Chicago Bears running back Marion Barber (24) runs past Denver Broncos defensive back Jonathan Wilhite (29) during the first half of their game at Mile High Stadium in Denver, Colorado, on Sunday, December 11, 2011. (Nuccio DiNuzzo/Chicago Tribune/MCT)

Ever heard of the Ricky Williams rule?

It derived in 2003 when the National Football League [NFL] ruled that long hair is an extension of the uniform, making it legal to pull it when trying to make a tackle, Sports Illustrated reports.

Since the establishment of this rule, former Pittsburgh Steeler and face – or should I say hair – of Head & Shoulders shampoo Troy Polamalu, and other long-haired football players have had to deal with opponents using this rule to their advantage.

However, what if the sports leagues had a standard uniform policy regarding hair length or hair styles?

If you have really long hair and don’t want to cut it, at least put it in a ponytail with an added hair tie at the bottom. Even better though, just get a short haircut during preseason and let it grow throughout the year. Chances are, it won’t be long enough to be an inconvenience on game day, but will still produce a nice mane for the offseason.

What about for women on pro teams? Well most women tend to already put their hair in a ponytail so it’s not in their face.
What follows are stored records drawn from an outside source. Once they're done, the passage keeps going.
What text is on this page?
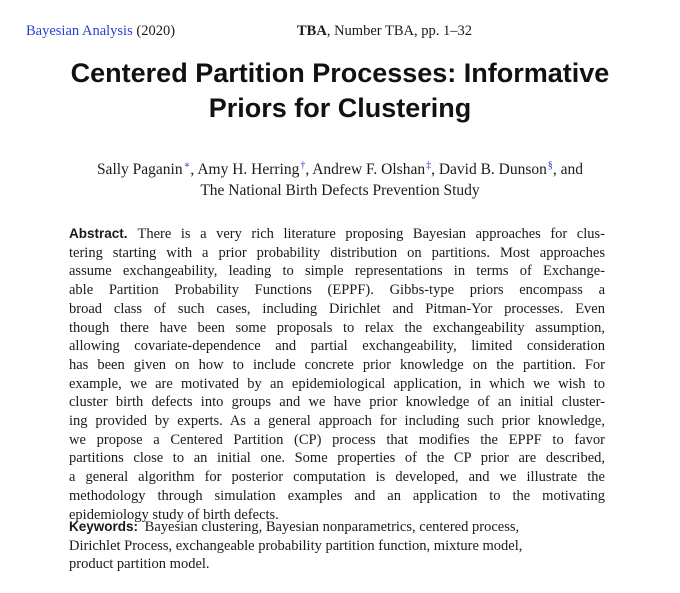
Bayesian Analysis (2020)	TBA, Number TBA, pp. 1–32
Centered Partition Processes: Informative
Priors for Clustering
Sally Paganin∗, Amy H. Herring†, Andrew F. Olshan‡, David B. Dunson§, and
The National Birth Defects Prevention Study
Abstract. There is a very rich literature proposing Bayesian approaches for clus-
tering starting with a prior probability distribution on partitions. Most approaches
assume exchangeability, leading to simple representations in terms of Exchange-
able Partition Probability Functions (EPPF). Gibbs-type priors encompass a
broad class of such cases, including Dirichlet and Pitman-Yor processes. Even
though there have been some proposals to relax the exchangeability assumption,
allowing covariate-dependence and partial exchangeability, limited consideration
has been given on how to include concrete prior knowledge on the partition. For
example, we are motivated by an epidemiological application, in which we wish to
cluster birth defects into groups and we have prior knowledge of an initial cluster-
ing provided by experts. As a general approach for including such prior knowledge,
we propose a Centered Partition (CP) process that modifies the EPPF to favor
partitions close to an initial one. Some properties of the CP prior are described,
a general algorithm for posterior computation is developed, and we illustrate the
methodology through simulation examples and an application to the motivating
epidemiology study of birth defects.
Keywords: Bayesian clustering, Bayesian nonparametrics, centered process,
Dirichlet Process, exchangeable probability partition function, mixture model,
product partition model.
But for the sake of the argument, add another hair tie at the bottom, braid it, or put it in a bun. 

Or be really brave and get a shorter haircut, donating your hair for wigs for cancer patients. Men can do this too.

Baseball player Andrew McCutchen of the Pittsburg Pirates is known for his long dreadlocks, which he keeps in a stiff ponytail, proving athletes can make the ponytail work efficiently.

Steelers’ Offensive Line Coach Mike Munchak was out of line to pull Cincinnati Bengals’ Reggie Nelson’s dreads a few weeks ago, but if Nelson’s hair would have been tightened from the bottom, I bet there wouldn’t have been an issue.

Benefits would include player safety for the neck and scalp, less hair-pulling and a more uniformed team look.

For athletes known for their head of flowy locks, a new rule like this could be seen as taking away freedom of physical traits that give individuality – and that’s a valid argument. 

But sports leagues already have control over many harmless actions, so why not enforce rules regarding harmful actions?

To prove the point about rules enforcing harmless actions, Steelers’ DeAngelo Williams wasn’t allowed to honor his late mother by wearing his pink uniform outside of breast cancer awareness month. 

The New York Yankees don’t allow their players to have facial hair other than mustaches, so bearded players traded to the Yankees just have to shave and adhere to their clean-cut look.

If there are so many rules in sports about minor infractions, then there should  one about how athletes wear their hair.